El plan para desplegar una política fronteriza europea se enfrenta a las reticencias de España, Italia y Grecia

Italia, España y Grecia se han mostrado reacios a transformar la Agencia Europea de la Guardia de Fronteras y Costas (Frontex) en una fuerza que pueda desplegar su trabajo en las fronteras de la UE, ha dicho este miércoles el canciller austríaco, Sebastian Kurz, que apoyará esta propuesta en la reunión informal de los jefes de Estado europeos en Salzburgo que continuará este jueves.

“Algunos países miembros todavía son un poco escépticos” de extender el mandato de la Agencia Europea de Protección Fronteriza, ha reconocido Kurz en una entrevista con el diario Standard.

“Tenemos que convencerlos”, ha agregado, refiriéndose a Italia, España y Grecia.

Estos países están reservados “por sus derechos a la soberanía y también porque tienen preocupaciones relacionadas con un mejor registro de los migrantes”, ha dicho Kurz.

Al proponer aumentar el número de guardias fronterizos europeos a 10.000 en 2020, la Comisión Europea tiene la intención de permitirles intervenir en las fronteras de la UE para controlar mejor los flujos migratorios.

Sin embargo, según Kurz, los países del Sur donde llegan los inmigrantes “pueden no estar realmente descontentos de que muchos nuevos participantes puedan continuar su ruta discretamente a Europa Central”. El canciller austriaco cree que las autoridades de estos países, por falta de medios o de voluntad, permiten a los migrantes abandonar su territorio sin registrarlos.
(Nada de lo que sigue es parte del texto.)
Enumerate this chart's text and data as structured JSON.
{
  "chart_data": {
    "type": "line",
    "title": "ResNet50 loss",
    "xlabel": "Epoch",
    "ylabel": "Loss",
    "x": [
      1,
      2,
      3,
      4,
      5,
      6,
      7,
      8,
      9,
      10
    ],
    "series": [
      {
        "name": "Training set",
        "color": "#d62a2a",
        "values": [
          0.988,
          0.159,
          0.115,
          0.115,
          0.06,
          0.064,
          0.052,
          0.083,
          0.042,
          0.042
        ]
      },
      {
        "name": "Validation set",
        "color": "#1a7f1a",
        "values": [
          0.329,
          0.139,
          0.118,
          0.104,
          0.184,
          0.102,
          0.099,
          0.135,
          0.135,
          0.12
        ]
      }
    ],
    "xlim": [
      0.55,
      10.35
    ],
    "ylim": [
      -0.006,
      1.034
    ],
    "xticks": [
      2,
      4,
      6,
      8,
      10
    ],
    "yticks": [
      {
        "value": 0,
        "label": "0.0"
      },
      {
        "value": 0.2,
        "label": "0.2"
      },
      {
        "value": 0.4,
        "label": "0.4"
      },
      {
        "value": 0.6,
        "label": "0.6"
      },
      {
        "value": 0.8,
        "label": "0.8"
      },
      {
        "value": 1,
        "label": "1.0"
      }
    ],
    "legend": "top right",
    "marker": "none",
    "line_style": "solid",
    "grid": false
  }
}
Alemania y Francia en particular apoyan la reforma de Frontex que se debatirá en la cumbre informal de los líderes de la UE este jueves en Salzburgo, Austria, que actualmente ocupa la presidencia rotativa de la UE.
Kurz pone de ejemplo a Hungría en materia de inmigración

El primer ministro húngaro, Viktor Orbán, también ha expresado una fuerte oposición a la intervención de los guardias fronterizos europeos en su país.

Cuando se le ha preguntado antes de la apertura de la cumbre, Kurz ha sugerido que se podría hacer una distinción entre países sospechosos de laxitud y partidarios de una línea dura en materia de inmigración como Hungría.
El ministro de Hungría, a su llegada a la reunión informal El ministro de Hungría, a su llegada a la reunión informal

“Es importante ver cómo se definirá el mandato (de Frontex), especialmente para los estados que pueden defender sus fronteras”, ha dicho.

“Podemos proteger nuestras fronteras e insistimos en que hacer este trabajo es nuestro derecho”, ha expresado Orbán a su llegada a Salzburgo.

El líder, que erigió cientos de kilómetros de vallas de púas en las fronteras del sur de su país en 2015 y aparece como la punta de lanza de una migración de línea dura, ha subrayado que no necesitaba a Frontex para “detener la inmigración a Hungría”, y esto,” en la vida real”.

La representación de la UE en Hungría ha dicho a principios de esta semana que “la UE no quiere asumir la defensa de las fronteras en lugar de los Estados miembros, quiere ayudarlos en la protección de las fronteras exteriores”.